My husband forwarded me this article from CNN about people feeling depressed after seeing the movie Avatar. Here are a couple of quotations:

"That's all I have been doing as of late, searching the Internet for more info about Avatar. I guess that helps. It's so hard I can't force myself to think that it's just a movie, and to get over it."

"Ever since I went to see Avatar I have been depressed. Watching the wonderful world of Pandora and all the Na'vi made me want to be one of them. I can't stop thinking about all the things that happened in the film...I even contemplate suicide thinking that if I do it, I will be rebirthed in a world similar to Pandora..."

It's not as though the audience didn't love the movie...its just that they didn't want to leave. According to the Consumer Electronics Show (CES) held last week in Las Vegas, the new push is for everything to be 3-D, so it feels more and more real to the viewer. I'm guessing once people can create a very realistic world within their own homes, they'll spend all day just plugged in, pretending they're somewhere else. What kinds of marriages and families will result from THAT?

Interestingly enough, the therapy for this is to create real relationships in THIS world, so you won't feel compelled to live in a non-existent one.

I was speaking about this problem with my children and said, "It's like you saying you want to live your whole life in Build-a-Bearville."












Ethan got a very distressed look on his face and said, "But that IS how I feel! The animals are so cute! I want to live there!"

So...we had a long, long talk (and I'm limiting our computer time to about 15 minutes a day).

Our talk centered around Elder David A. Bednar's CES Fireside "Things as They Really Are."

This is an excellent, excellent talk. He teaches that one way the adversary tries to get us to misuse our bodies is simply not to use them--to get so consumed with a virtual world that we ignore real relationships (loving our spouses, children, friends, etc.).

These images from his talk have impressed me so much--I included them below.

The top one is a computer-generated rendering of a sealing room in the Newport Beach Temple. The bottom one is an actual photo. Amazing, right?




















































This image above is a computer-generated rendering of the foyer of the Copenhagen, Denmark Temple. Below is an actual photo.























It's almost frightening how similar they can look. I mean, it's great that they can really know how the temple will look before it is actually built, but it's shocking that the two images can be almost identical. Even uploading these to Blogger, I had to be careful not to get them confused. The only difference I could find in the foyer images was the reflection of the lamp light on the wall. In the real photos, it's a "v-shape" and in the rendering, it's more of an oval.

I'm speaking at BYU Women's Conference this April about avoiding emotional infidelity, and I think I'm going to include some of these ideas in my presentation.

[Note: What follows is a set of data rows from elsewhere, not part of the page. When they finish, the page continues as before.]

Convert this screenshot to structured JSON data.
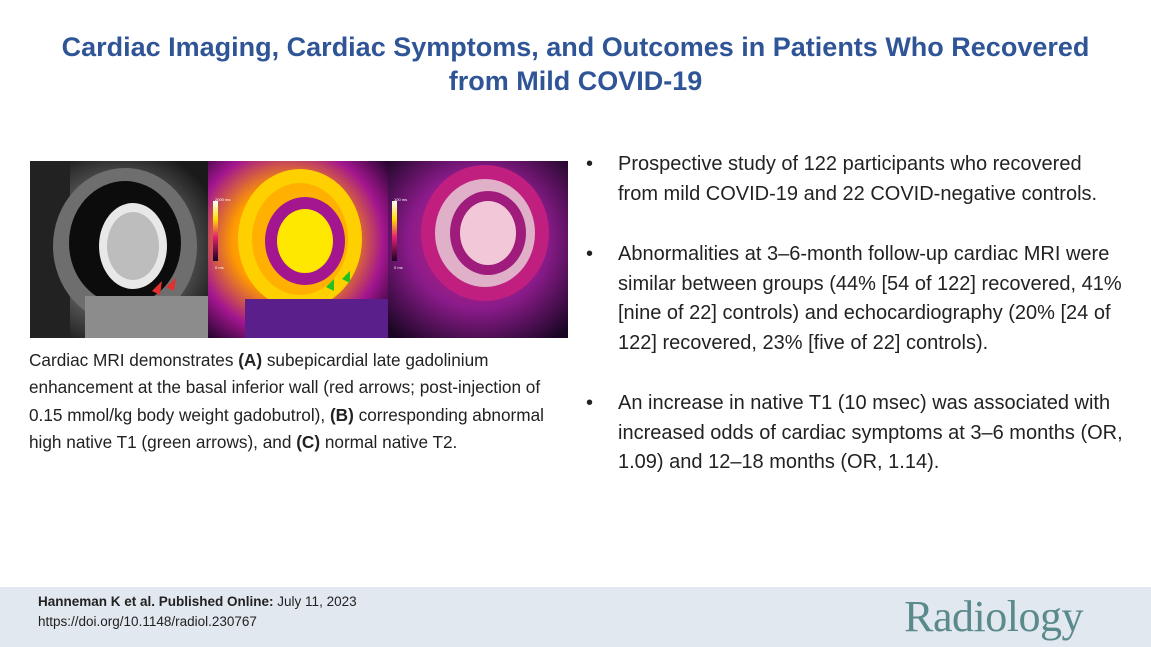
{
  "title": {
    "line1": "Cardiac Imaging, Cardiac Symptoms, and Outcomes in Patients Who Recovered",
    "line2": "from Mild COVID-19"
  },
  "figure": {
    "panel_b_scale_top": "2000 ms",
    "panel_b_scale_bottom": "0 ms",
    "panel_c_scale_top": "100 ms",
    "panel_c_scale_bottom": "0 ms"
  },
  "caption": {
    "t1": "Cardiac MRI demonstrates ",
    "b1": "(A)",
    "t2": " subepicardial late gadolinium enhancement at the basal inferior wall (red arrows; post-injection of 0.15 mmol/kg body weight gadobutrol), ",
    "b2": "(B)",
    "t3": " corresponding abnormal high native T1 (green arrows), and ",
    "b3": "(C)",
    "t4": " normal native T2."
  },
  "bullets": [
    "Prospective study of 122 participants who recovered from mild COVID-19 and 22 COVID-negative controls.",
    "Abnormalities at 3–6-month follow-up cardiac MRI were similar between groups (44% [54 of 122] recovered, 41% [nine of 22] controls) and echocardiography (20% [24 of 122] recovered, 23% [five of 22] controls).",
    "An increase in native T1 (10 msec) was associated with increased odds of cardiac symptoms at 3–6 months (OR, 1.09) and 12–18 months (OR, 1.14)."
  ],
  "bullet_symbol": "•",
  "footer": {
    "author_label": "Hanneman K et al. Published Online:",
    "date": " July 11, 2023",
    "doi": "https://doi.org/10.1148/radiol.230767",
    "logo": "Radiology"
  },
  "colors": {
    "title": "#2f5597",
    "footer_bg": "#e2e8ef",
    "logo": "#5b8a8c"
  }
}
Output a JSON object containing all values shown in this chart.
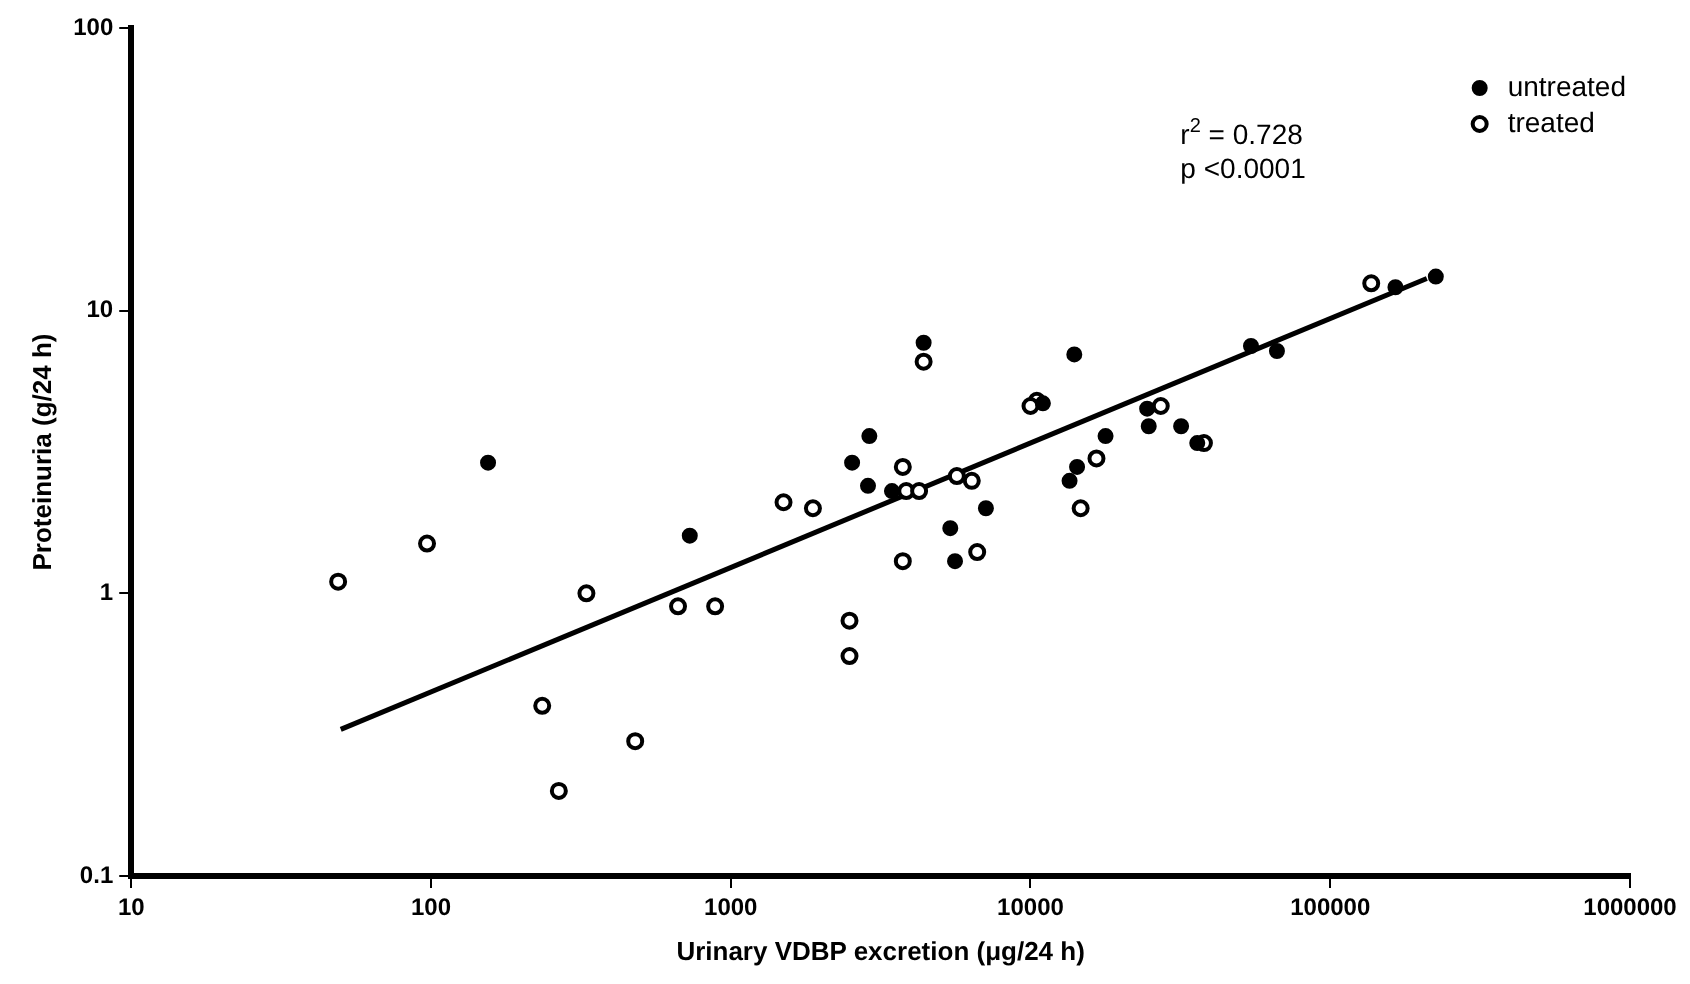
{
  "chart_data": {
    "type": "scatter",
    "xlabel": "Urinary VDBP excretion (μg/24 h)",
    "ylabel": "Proteinuria (g/24 h)",
    "log": "xy",
    "xlim": [
      10,
      1000000
    ],
    "xticks": [
      10,
      100,
      1000,
      10000,
      100000,
      1000000
    ],
    "ylim": [
      0.1,
      100
    ],
    "yticks": [
      0.1,
      1,
      10,
      100
    ],
    "grid": false,
    "legend": "top right",
    "annotations": [
      "r$^{2}$ = 0.728",
      "p <0.0001"
    ],
    "series": [
      {
        "name": "untreated",
        "color": "#000000",
        "marker": "circle",
        "x": [
          155,
          730,
          4400,
          14000,
          11000,
          24500,
          24800,
          17800,
          2900,
          2540,
          14300,
          2870,
          3450,
          13500,
          7100,
          5400,
          5600,
          165000,
          225000,
          54400,
          66400,
          31800,
          36000
        ],
        "values": [
          2.9,
          1.6,
          7.7,
          7.0,
          4.7,
          4.5,
          3.9,
          3.6,
          3.6,
          2.9,
          2.8,
          2.4,
          2.3,
          2.5,
          2.0,
          1.7,
          1.3,
          12.1,
          13.2,
          7.5,
          7.2,
          3.9,
          3.4
        ]
      },
      {
        "name": "treated",
        "color": "#000000",
        "marker": "circle-open",
        "x": [
          49,
          97,
          330,
          235,
          267,
          480,
          667,
          887,
          2490,
          2490,
          1500,
          1880,
          3750,
          3850,
          4250,
          5680,
          6370,
          3750,
          6640,
          4400,
          10500,
          10000,
          16600,
          14700,
          27200,
          37900,
          137000
        ],
        "values": [
          1.1,
          1.5,
          1.0,
          0.4,
          0.2,
          0.3,
          0.9,
          0.9,
          0.8,
          0.6,
          2.1,
          2.0,
          2.8,
          2.3,
          2.3,
          2.6,
          2.5,
          1.3,
          1.4,
          6.6,
          4.8,
          4.6,
          3.0,
          2.0,
          4.6,
          3.4,
          12.5
        ]
      },
      {
        "type": "line",
        "color": "#000000",
        "marker": "none",
        "x": [
          50,
          210000
        ],
        "values": [
          0.33,
          13
        ]
      }
    ]
  }
}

As wives, it's easy to get sidetracked by the unrealistic idea of the "perfect" husband. We see movies like Twilight and wonder why our husband can't be Edward. Why does OUR man have to eat, sleep, use the restroom, and spend time on hobbies?

We might see a Facebook profile of someone we used to date and imagine that he is never grumpy or impatient.

Or we could just go ga-ga over the stars featured in the magazines, TV shows, and YouTube videos, and imagine that there is this better world waiting for us out there.

Well, the best world is RIGHT HERE. In our homes. These other images and ideas proliferated by the media simply don't exist. It is pretend. It is imagined. These pretend husbands won't earn an income for you, won't take your children to the park, won't stand by you while you're hormonal or grumpy, and won't be with you through the thick and thin of it all. The secret is to learn how to see the beauty and love and romance that's right within your home, and then do everything you can to capitalize on it--to support it--enrich it--magnify it--appreciate it--and create it.

We need to be able to see things as they really are.

Jacob 4: 13 Behold, my brethren, he that prophesieth, let him prophesy to the understanding of men; for the aSpirit speaketh the btruth and lieth not. Wherefore, it speaketh of things asthey really care, and of things as they really will be; wherefore, these things are manifested unto us dplainly, for the salvation of our souls. But behold, we are not witnesses alone in these things; for God also espake them unto prophets of old.

I have lots of specific ideas for how to do this with your own marriage (like listening to your favorite love songs right before your husband gets home from work or creating a collection of photos/memories of your most romantic times together and focusing on that when you're in the middle of a busy week). I'll keep brainstorming/compiling these ideas, but to close this post, I want to emphasize two questions Elder Bednar asked about technology in our lives.

1. Does the use of various technologies and media invite or impede the constant companionship of the Holy Ghost in your life?

2. Does the time you spend using various technologies and media enlarge or restrict your capacity to live, to love, and to serve in meaningful ways?

I love technology--there are great opportunities to blog, to publish ideas, to connect with friends, to encourage others, and to make a difference in the world when you aren't able to leave your home very often. However, our time online needs to invite the Holy Ghost to be with us. It needs to give us a greater capacity to fulfill our personal mission, and it needs to enable us to be strong, loyal, loving members of our family. That's my goal.